Alexa? Tell me how to parent without you…
Frowning upon other people’s parenting styles is frowned upon, so I’d been keeping my facial expressions neutral until I heard some of you are delegating the bedtime story to Amazon’s Alexa?

All rise! Judge-y Mum’s court is now in session!

This also isn’t the only way in which tired parents are shortchanging future generations. Parents too busy to teach their children how to verbalise emotions are apparently also to blame for an increase in toddlers biting. Or something.

What’s needed is a reorganisation of working norms to account for the reality of modern family life. But that might take a while. In the meantime, instead of shaming the providers, lets tell them the truth: you’re so tired you can barely move, so just imagine how exhausted you’ll be in a few years! If you resist the understandable urge to collapse on the sofa with a laptop, you’ll be doing your future self a massive favour.
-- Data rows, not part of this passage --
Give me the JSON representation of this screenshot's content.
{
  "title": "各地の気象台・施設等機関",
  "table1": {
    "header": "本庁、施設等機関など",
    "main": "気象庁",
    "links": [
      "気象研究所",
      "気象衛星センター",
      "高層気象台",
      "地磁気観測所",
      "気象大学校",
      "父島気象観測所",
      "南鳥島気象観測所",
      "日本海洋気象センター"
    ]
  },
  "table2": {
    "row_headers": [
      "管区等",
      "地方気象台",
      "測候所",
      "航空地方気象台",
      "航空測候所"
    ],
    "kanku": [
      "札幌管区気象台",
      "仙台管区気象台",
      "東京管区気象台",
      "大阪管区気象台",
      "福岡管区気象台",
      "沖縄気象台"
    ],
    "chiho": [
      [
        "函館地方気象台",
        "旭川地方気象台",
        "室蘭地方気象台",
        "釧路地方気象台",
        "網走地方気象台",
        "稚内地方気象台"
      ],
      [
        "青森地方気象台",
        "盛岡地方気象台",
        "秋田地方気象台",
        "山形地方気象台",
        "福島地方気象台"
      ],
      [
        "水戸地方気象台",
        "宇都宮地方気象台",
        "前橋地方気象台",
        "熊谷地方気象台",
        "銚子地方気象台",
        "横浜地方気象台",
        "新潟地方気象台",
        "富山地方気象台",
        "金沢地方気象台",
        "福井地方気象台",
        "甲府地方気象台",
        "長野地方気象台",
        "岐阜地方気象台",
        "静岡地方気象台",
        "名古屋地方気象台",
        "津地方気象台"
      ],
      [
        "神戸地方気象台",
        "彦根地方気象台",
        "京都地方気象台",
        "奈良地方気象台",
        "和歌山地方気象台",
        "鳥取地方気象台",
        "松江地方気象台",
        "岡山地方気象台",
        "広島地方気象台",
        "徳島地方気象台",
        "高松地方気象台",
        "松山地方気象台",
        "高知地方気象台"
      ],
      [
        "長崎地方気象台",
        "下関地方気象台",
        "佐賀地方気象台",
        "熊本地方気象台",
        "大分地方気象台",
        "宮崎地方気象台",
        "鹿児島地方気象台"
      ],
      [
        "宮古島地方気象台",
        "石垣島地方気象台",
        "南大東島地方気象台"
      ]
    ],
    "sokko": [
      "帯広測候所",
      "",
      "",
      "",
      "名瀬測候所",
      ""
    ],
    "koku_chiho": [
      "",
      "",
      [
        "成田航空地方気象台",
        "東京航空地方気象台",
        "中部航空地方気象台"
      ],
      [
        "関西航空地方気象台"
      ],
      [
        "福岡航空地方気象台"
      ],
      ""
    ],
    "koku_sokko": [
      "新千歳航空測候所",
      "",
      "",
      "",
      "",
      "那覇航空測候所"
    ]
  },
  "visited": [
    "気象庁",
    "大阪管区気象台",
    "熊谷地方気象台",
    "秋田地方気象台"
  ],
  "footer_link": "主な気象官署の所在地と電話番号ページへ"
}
The quicker a child learns to read, the sooner they stop bugging their parents and start immersing themselves in all 12 volumes of an age-inappropriate sci-fi series. The more loving attention a child receives from their parents, the fewer nightmare partners they’ll one day bring home for dinner. Or introduce into the family, where they’ll be part-responsible for raising the grandchildren. And so it begins, all over again…

gambling dice

Coleen Rooney and Rebekah Vardy
* What’s the most delicious slice of WAGyu beef in the footballers’ wives row that kicked off yesterday? Is it the savvily-worded pay-off in the original post by Coleen Rooney exposing her Insta-leak? Is it the super-sleuthing which led inexorably to her conclusion?

Is it the questionable relevance of Rebekah Vardy’s two-part denial? (M’lud, my client is) “disgusted that she’s even having to deny this”, and also “heavily pregnant”. Or is it how steadfastly this whole #WAGathaChristie plot resists any Brexit metaphor? For once, it’s not an international crisis with grave consequences; It’s…Rebekah Vardy’s account.